涼やかな目で寂しそうな横顔を形成するのが何となく納得いかなくて、引っ張ったのが俺達の関係の再構築の始まり。…軽い応酬がやっぱり楽しいと思ってしまって、共に夜更かしの会話を重ねると気温がそうさせたのか寂しさを引き寄せて、ほんの些細な鍾離先生からのお強請りをキッカケにした買い出しを逢瀬と称された日の夜は其れを極めたものだった。
鍾離先生にとって都合のいい呼び方の関係性になれるからこそ、そんな形でもいいから傍に置いて欲しかった俺を許さなかった先生が嬉しかった。…らしくなく好きに蓋をしたのが直ぐにバレた理由は言わずもがな。
大切だからこそ捏ねて考えて、遅くなっても必ず渡してくれる想いと言葉達が愛おしい。恋人の直前、両思い前提の友達の期間を真正面から設けたいと告げる姿が微笑ましかった。

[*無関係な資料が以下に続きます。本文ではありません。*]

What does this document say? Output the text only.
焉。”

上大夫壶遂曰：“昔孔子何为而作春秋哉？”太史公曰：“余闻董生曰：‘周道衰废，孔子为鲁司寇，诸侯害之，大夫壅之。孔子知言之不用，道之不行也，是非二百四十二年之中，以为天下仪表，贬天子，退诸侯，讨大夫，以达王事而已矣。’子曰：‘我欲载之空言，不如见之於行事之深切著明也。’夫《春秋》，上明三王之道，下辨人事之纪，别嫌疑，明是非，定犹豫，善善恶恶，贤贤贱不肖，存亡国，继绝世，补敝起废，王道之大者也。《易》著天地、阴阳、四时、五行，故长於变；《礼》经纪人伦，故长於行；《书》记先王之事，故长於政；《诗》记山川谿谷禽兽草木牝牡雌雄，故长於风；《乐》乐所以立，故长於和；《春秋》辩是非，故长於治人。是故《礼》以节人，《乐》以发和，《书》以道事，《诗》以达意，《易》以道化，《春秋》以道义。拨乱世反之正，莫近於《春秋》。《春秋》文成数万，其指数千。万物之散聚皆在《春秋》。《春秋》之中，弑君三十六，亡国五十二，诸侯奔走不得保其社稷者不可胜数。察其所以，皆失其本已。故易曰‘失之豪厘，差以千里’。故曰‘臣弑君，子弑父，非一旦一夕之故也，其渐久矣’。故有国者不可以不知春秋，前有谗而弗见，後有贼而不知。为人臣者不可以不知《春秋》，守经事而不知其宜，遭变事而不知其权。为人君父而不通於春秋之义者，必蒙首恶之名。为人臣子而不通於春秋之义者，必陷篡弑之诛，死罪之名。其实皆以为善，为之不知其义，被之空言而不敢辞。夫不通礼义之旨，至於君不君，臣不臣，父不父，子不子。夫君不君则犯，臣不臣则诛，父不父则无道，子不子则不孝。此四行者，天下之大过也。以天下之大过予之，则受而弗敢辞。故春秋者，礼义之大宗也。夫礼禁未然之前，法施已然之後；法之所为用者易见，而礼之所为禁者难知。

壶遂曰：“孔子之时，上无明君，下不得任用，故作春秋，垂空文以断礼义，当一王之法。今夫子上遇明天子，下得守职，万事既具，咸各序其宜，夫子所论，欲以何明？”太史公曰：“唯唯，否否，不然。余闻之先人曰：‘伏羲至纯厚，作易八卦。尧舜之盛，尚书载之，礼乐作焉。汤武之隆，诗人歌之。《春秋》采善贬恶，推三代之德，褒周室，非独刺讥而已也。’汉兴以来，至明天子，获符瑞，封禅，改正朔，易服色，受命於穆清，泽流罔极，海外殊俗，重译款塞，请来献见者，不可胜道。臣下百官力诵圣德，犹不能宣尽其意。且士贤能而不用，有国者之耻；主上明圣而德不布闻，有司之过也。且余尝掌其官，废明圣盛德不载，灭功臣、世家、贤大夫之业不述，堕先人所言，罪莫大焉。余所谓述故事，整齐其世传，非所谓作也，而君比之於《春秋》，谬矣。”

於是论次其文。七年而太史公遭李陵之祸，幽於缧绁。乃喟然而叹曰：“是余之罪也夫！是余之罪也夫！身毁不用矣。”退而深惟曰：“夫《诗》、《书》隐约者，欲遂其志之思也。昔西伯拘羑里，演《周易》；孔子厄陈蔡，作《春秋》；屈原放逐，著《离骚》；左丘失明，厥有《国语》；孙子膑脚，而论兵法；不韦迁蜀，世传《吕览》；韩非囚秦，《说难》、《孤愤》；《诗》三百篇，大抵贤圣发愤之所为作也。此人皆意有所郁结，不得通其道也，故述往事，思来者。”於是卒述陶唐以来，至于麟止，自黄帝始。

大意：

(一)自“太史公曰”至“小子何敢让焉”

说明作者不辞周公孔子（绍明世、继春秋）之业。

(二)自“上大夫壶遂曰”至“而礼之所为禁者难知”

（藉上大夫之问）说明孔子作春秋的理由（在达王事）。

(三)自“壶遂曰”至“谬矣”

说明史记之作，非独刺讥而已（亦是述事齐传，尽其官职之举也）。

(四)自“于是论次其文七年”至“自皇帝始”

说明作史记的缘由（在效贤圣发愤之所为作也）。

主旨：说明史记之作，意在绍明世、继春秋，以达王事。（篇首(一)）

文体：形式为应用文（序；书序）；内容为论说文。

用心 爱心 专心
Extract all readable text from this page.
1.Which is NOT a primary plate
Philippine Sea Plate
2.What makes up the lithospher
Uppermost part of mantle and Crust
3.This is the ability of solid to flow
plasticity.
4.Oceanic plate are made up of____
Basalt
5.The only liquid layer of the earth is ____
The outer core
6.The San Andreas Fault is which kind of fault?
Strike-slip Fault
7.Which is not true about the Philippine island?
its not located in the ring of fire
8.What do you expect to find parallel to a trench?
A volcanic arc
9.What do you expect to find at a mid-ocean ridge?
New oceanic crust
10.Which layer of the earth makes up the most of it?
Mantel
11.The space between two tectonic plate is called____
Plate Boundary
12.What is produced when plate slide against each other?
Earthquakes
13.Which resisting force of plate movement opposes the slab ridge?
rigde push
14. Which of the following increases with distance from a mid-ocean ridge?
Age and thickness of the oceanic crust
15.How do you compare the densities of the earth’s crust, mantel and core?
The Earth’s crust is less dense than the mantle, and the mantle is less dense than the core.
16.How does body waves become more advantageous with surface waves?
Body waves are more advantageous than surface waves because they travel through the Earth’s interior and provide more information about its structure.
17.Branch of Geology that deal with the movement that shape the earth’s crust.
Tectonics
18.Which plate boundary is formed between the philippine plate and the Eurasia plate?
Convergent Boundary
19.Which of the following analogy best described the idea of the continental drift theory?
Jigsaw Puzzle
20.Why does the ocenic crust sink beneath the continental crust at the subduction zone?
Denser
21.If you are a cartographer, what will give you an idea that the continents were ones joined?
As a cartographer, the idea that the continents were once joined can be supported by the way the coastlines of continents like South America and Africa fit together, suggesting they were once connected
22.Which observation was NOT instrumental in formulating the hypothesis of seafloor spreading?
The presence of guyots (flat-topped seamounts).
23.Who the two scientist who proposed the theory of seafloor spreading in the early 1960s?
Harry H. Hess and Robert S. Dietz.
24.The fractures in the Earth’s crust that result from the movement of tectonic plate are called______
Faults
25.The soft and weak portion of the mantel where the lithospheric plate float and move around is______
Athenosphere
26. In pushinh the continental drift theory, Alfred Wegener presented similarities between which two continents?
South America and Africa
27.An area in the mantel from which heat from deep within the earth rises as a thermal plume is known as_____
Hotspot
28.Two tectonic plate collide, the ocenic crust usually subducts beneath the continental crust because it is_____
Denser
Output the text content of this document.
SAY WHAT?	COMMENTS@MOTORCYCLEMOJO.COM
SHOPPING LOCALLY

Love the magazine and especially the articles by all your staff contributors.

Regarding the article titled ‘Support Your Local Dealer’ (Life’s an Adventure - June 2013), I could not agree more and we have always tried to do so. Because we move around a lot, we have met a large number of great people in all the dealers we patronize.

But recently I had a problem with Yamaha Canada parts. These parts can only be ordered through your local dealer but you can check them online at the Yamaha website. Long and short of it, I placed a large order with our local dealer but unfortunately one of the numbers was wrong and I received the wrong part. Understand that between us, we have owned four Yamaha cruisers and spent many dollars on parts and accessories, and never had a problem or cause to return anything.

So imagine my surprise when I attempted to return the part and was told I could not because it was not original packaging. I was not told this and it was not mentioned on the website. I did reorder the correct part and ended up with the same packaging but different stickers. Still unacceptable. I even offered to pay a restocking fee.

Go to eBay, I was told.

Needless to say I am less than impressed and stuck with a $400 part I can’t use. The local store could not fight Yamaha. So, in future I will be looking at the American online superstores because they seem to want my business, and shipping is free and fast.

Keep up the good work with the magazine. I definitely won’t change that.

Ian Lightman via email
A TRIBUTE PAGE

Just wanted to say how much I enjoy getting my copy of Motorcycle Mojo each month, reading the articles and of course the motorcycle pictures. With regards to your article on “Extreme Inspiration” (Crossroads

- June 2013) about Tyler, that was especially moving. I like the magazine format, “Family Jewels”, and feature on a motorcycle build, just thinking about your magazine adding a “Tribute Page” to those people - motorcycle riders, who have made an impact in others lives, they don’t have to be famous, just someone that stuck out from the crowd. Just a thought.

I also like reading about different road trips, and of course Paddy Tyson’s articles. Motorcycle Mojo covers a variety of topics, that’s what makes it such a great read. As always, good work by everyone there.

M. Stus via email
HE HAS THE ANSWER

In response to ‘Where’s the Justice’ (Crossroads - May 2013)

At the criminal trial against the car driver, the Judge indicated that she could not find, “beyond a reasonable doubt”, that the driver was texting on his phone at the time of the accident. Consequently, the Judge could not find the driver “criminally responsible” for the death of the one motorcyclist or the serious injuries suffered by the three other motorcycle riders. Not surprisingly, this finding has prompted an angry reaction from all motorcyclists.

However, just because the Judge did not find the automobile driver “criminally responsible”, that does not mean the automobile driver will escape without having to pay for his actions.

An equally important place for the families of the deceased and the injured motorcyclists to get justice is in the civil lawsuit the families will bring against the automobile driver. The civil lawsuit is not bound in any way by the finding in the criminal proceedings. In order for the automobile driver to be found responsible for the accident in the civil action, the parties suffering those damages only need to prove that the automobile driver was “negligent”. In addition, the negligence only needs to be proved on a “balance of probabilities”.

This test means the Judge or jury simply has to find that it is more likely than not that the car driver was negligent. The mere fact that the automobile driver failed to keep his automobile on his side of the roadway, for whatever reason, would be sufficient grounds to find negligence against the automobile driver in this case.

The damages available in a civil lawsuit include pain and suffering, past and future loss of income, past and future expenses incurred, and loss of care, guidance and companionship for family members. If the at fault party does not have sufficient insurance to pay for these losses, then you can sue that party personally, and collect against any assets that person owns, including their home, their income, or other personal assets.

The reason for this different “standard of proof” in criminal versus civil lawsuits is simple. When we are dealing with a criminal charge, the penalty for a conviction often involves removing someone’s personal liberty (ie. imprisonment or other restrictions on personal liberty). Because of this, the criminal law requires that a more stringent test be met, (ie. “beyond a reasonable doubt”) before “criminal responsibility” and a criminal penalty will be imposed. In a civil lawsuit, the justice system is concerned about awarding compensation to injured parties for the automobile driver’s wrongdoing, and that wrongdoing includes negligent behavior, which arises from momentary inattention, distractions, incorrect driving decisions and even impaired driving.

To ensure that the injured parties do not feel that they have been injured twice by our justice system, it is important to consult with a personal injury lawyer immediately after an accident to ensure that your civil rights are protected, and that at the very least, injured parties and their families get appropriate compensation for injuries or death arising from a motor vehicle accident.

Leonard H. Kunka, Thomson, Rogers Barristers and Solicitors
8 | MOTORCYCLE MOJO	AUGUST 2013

あの時抱いた甘い気持ちは今もまだ、俺の中にある。鍾離先生は大切だからこそ一旦躊躇う愛情を示す人なのだと得た確信が愛おしい。
丹桂の甘い香りに包まれながら一緒に風呂に入ったからかな、その日先生におすすめされて作った香膏が最初の幸せに繋がったことを突然思い出した日でもあった。